Filmmaker Alan Brown brings The Bard into the 21st century with ‘Private Romeo.
by Donalevan Maines
Private Romeo, is that you? Out writer/director Alan Brown’s handsome film, new on DVD, sets William Shakespeare’s romance Romeo and Juliet in a military school with gay male cadets as the star-crossed lovers.
Out actor Matt Doyle, 25, stars as Glenn, the “Juliet” character, and Seth Numrich, who played Albert in War Horse on Broadway, as Sam, or “Private Romeo.” Doyle appeared as Billy Narracott in War Horse and understudied the role of Albert.
“I’ve been out since anybody asked me,” Doyle tells OutSmart. “To be blunt, I just don’t care,” he laughs.
“I got into acting after I was very, very badly bullied and I was in a really, really horrible place. I was the awkward kid. My only sport was skateboarding. I was artistic, chubby, braces—a very, very easy target. I was spat on in P.E. class and so defeated that the teacher would allow that. I definitely made a cry for help to my mother.”
When Doyle was 12, he says, “I ended up going to an audition for Oklahoma! and I made some friends there. I was a farmer in the ensemble, but I was so happy to be there, and I realized without a doubt I wanted to go to Broadway.
“My first professional role on Broadway was as a swing in Spring Awakening,” the rock musical that won eight 2007 Tony Awards, including best musical.
War Horse won the 2011 Tony Award for best play.
“Never in my career did I think I would get to play Juliet,” says Doyle, who studied classical theater for a year at the London Academy of Music and Dramatic Art. “Romeo and Juliet is absolutely without a doubt the most classic love story ever told,” he says. “It’s the most famous romance for a reason. Honestly, I think the main point in using the text is that it’s a universal subject.”
In the movie, the cadets read the play aloud in class, but the story seeps out of the classroom and into their personal lives. “If you’re along for the ride, I think you’ll be blown away with how moving it is. I hope it captures more than just a gay audience.”

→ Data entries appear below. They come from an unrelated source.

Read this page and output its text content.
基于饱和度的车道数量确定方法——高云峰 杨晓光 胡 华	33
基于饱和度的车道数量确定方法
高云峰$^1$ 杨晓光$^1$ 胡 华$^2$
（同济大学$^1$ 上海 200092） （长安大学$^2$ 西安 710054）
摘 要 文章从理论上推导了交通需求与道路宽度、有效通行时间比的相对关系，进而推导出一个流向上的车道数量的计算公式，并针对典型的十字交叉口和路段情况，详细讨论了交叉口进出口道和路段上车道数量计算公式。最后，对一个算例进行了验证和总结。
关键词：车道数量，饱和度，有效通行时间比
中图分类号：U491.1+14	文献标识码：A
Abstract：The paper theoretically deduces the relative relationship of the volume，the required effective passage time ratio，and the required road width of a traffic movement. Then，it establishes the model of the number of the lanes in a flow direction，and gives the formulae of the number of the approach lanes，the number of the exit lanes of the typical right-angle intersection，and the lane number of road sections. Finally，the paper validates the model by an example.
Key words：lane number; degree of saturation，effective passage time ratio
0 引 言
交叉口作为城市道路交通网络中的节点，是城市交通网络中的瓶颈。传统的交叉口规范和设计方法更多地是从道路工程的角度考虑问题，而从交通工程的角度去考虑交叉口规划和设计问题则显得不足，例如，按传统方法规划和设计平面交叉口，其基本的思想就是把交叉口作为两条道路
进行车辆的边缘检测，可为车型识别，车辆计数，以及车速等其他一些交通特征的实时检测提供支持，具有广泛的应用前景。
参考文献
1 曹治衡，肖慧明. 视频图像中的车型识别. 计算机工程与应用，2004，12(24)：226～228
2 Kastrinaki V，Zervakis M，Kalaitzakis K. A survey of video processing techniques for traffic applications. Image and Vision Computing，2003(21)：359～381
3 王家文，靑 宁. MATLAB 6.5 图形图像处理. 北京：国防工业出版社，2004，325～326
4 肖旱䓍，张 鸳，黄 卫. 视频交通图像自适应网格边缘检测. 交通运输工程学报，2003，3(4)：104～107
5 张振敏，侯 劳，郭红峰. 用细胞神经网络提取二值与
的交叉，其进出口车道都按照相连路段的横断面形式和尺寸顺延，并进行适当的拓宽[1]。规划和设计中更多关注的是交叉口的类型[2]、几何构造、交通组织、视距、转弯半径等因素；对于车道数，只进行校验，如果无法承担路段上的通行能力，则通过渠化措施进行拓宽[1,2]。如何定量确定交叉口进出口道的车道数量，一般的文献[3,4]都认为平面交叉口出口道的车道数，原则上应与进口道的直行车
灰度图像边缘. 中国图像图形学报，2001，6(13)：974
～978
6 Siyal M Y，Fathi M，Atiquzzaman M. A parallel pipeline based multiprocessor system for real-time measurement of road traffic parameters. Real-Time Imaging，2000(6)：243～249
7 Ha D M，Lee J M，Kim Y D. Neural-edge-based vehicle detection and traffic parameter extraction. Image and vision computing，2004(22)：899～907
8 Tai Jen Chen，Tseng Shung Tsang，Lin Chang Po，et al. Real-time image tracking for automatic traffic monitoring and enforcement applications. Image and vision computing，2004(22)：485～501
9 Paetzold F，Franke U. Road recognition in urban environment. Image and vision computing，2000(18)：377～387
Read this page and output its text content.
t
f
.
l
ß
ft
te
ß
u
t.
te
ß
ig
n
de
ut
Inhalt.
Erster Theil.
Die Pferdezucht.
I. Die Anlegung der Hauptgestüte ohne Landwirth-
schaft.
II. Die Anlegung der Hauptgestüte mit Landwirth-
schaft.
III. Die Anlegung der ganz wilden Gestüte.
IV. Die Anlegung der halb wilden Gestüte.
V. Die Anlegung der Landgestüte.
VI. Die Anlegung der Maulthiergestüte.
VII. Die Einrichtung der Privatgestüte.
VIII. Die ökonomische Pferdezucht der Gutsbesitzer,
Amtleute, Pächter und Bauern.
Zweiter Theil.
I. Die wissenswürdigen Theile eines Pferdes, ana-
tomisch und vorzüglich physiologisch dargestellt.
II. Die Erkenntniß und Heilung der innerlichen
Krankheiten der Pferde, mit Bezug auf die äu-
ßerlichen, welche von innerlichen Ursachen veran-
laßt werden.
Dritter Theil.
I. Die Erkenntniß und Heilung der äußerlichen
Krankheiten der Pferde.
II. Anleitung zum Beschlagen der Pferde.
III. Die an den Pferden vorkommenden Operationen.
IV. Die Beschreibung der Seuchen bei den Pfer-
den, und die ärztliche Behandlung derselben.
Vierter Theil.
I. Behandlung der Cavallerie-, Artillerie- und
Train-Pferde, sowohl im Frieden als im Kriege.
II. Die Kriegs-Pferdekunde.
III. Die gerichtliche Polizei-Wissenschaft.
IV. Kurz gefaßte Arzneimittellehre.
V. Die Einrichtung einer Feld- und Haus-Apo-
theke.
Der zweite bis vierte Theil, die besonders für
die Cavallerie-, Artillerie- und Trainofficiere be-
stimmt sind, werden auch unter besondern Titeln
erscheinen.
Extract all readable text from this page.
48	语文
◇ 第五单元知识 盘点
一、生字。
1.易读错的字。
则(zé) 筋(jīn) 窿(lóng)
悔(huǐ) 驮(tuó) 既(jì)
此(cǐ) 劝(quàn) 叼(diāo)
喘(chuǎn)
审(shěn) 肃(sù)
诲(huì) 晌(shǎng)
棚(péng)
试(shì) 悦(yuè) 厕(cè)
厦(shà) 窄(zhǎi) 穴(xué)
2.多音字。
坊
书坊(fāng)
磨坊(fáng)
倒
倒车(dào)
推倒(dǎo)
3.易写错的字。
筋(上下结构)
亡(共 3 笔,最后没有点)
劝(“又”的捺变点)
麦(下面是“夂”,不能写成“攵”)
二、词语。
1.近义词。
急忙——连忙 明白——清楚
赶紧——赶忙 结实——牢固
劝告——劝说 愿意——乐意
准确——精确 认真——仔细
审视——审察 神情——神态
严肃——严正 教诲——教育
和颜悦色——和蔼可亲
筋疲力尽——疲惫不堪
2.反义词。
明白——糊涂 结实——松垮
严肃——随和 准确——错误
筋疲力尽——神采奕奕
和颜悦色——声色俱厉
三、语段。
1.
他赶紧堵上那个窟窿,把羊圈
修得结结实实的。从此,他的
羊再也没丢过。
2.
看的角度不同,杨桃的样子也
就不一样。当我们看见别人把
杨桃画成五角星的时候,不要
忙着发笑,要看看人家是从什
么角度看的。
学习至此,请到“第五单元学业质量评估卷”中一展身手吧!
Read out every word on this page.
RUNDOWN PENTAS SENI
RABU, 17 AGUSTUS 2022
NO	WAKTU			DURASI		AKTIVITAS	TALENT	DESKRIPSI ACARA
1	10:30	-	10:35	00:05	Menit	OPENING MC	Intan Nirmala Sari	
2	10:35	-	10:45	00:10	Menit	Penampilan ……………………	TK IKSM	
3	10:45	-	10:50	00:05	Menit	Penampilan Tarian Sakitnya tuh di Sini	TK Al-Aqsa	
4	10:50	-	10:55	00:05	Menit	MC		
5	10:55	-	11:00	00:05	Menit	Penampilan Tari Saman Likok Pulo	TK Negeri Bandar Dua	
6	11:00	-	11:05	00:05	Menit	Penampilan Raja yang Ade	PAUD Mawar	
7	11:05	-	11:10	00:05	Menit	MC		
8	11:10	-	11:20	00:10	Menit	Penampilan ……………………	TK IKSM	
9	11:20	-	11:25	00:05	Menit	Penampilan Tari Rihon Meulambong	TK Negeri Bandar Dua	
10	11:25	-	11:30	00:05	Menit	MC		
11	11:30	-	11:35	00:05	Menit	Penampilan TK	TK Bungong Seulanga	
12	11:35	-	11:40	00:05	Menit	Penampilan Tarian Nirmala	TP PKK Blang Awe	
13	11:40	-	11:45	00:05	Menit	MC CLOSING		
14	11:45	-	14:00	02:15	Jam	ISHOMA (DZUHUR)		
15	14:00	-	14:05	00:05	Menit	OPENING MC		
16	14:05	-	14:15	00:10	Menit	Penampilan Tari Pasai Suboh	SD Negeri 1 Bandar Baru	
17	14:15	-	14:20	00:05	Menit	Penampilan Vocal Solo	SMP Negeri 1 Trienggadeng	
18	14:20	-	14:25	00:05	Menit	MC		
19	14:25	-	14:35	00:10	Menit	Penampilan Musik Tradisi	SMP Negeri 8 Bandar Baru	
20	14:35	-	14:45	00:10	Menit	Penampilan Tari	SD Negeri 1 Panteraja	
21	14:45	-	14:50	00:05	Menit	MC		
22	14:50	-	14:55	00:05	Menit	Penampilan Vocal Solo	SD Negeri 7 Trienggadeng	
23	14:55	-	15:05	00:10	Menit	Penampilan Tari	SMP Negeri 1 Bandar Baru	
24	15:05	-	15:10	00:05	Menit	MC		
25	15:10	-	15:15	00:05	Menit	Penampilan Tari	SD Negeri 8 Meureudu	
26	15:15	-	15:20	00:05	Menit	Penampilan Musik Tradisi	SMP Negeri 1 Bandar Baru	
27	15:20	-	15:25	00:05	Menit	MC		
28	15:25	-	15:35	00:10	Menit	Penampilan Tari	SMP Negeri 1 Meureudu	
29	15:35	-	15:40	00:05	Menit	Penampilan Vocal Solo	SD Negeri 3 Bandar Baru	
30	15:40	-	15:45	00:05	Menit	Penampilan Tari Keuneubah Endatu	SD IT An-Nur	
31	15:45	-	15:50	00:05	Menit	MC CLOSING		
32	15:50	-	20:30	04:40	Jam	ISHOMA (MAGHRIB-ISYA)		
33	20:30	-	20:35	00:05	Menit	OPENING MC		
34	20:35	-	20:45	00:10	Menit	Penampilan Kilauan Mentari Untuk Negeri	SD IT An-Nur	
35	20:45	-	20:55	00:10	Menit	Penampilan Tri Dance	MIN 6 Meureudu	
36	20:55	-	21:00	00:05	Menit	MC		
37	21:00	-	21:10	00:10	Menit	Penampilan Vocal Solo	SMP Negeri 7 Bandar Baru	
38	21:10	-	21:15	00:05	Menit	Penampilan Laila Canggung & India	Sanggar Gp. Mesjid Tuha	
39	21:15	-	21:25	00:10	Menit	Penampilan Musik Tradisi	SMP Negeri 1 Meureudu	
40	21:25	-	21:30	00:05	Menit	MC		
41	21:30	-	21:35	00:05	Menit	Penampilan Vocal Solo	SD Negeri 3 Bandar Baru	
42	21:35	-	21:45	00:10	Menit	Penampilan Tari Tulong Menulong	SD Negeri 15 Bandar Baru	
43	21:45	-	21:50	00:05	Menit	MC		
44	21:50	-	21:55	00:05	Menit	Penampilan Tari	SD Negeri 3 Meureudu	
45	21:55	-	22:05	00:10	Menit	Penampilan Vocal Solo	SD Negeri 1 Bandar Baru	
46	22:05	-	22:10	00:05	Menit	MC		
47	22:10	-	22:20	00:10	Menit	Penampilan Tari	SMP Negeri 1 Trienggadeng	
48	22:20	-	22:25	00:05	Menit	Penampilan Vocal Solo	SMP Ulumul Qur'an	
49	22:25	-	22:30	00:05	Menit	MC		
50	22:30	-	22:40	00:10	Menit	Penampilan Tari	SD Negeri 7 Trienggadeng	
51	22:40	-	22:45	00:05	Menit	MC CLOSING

The writer/director, Alan Brown, tells OutSmart that he cast the film with both gay and non-gay actors, all of whom were theater-trained. “Everyone was in agreement that we didn’t want to make a film about homophobia, or gays being bullied or gays being murdered,” explains Brown. “We’ve already had too much of that on screen. Everybody was gung-ho and committed to making a film about falling in love.”
Brown also decided not to divide the characters by barracks, making one group the Montagues and another the Capulets. “Instead, different people objected [to the coupling of Glenn and Sam] for different reasons.”
For example, Chris Bresky, who plays Omar, the “Nurse” character, “created an elaborate backstory of how he and Glenn grew up together,” explains Brown. “His objection was much more complicated, the horrible thing that happens when your best friend falls in love and doesn’t have time for you anymore.”
The 13½-day shoot coincided with the repeal of “Don’t Ask, Don’t Tell,” says Brown. “I was thrilled, but I had to ask, ‘Why did it take 50 years?’”
Brown adds that President Obama’s announcement that he doesn’t oppose gay marriage was a good thing, but it fell far short of what he should have done. “I don’t want to sound ungrateful, but what took him so long?” he says. “He won’t give an executive order to stop discrimination? I have no patience anymore.”
However, Brown is flush with praise for his young cast. “Their sense of political awareness,” he says, “moves me to tears.”
Meanwhile, Brown fights for equality on the artistic front by focusing his talents on films with gay themes. On June 8, he completed four months of editing on his latest, Five Dances, which is set in New York’s “downtown” modern dance world.
“I’m hopeful that we will be premiering it this winter,” he says.
Private Romeo is available from Wolfe Video (wolfevideo.com).
Donalevan Maines is a regular contributor to OutSmart magazine.